Essential organs tasked with keeping us alive and reproducing – such as the heart, brain or uterus – may have evolved better protection against cancer than larger and paired organs, we have proposed.
In an article published today in the journal Trends in Cancer, we hypothesise humans can more easily tolerate tumours in large or paired organs than in small, critical organs. Therefore the larger organs may have evolved fewer cancer defence mechanisms.
Malignant tumours are more commonly found in larger, paired organs that are potentially less essential to survival and reproduction. Previous studies have attributed such organ-specific cancer difference to either external factors, such as smoking, or internal factors, such as the frequency of cell division in the organ.
We propose that natural selection theory could supplement these understandings. We also hypothesise that small, important organs could easily be compromised even when they carry only a few tumours, while larger organs can carry the burden of malignant transformations.
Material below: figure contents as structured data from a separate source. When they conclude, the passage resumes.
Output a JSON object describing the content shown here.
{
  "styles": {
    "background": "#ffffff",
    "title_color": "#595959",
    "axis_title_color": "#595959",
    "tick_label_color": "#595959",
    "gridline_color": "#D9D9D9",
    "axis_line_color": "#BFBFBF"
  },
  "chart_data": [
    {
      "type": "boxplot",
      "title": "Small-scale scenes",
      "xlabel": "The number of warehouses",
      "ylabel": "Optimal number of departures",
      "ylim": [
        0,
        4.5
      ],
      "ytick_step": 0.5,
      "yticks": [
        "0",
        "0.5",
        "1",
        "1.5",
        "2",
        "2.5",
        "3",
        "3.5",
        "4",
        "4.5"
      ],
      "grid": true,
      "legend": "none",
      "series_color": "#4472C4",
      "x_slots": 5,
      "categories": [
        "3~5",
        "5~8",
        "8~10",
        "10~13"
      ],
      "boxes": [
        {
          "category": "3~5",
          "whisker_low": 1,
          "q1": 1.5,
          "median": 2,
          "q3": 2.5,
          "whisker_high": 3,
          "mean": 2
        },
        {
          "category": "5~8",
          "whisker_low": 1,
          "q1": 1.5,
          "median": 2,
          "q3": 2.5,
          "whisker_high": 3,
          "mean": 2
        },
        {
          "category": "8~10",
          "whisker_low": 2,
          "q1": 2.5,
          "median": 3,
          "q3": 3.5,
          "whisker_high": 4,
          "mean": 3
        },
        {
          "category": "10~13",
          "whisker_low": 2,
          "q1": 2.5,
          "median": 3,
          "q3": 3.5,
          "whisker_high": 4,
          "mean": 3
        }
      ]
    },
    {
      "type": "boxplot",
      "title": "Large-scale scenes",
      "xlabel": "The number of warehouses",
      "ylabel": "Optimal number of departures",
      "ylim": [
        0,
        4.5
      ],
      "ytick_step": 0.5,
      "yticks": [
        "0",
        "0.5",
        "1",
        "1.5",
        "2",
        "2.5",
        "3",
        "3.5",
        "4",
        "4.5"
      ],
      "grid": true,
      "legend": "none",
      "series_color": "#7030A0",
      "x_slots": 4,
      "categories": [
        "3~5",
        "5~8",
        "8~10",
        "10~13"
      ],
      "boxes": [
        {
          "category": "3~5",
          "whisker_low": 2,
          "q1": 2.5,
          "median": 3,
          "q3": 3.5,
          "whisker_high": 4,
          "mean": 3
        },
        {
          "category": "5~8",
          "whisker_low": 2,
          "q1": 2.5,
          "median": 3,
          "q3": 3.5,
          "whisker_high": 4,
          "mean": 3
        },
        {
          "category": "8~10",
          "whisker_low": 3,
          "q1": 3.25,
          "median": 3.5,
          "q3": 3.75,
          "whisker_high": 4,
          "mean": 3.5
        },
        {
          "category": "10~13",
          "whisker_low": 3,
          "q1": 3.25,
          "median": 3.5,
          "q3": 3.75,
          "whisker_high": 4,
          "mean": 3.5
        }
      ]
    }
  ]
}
We are not saying this is the explanation for the different susceptibility of organs to cancer, but believe it could be a contributing factor.
An evolutionary approach to cancer research can offer new perspectives to therapeutic solutions.
Elephants and humans
Despite significant discoveries and treatment advances, human interventions can claim only a 5% reduction in cancer deaths since the 1950s. And this result is almost entirely attributable to increased awareness of risk factors and early detection.
Reporterruthie/Flickr, CC BY
A key contributor to the failure to find a magic bullet to cure cancer is that its progression is an evolutionary process. Cancer appeared more than half a billion years ago and has been observed in nearly the entire animal kingdom, from bivalves to whales.
Its appearance has been linked to the evolutionary transition from unicellularity to multicellularity. The latter requires a high level of co-operation among cells and the suppression of uncontrolled reproduction, known as proliferation, of individual cells.
With organisms increasingly being made of more complex cells, having a longer lifespan and larger bodies comes the likelihood of proliferation that can lead to malignant tumours.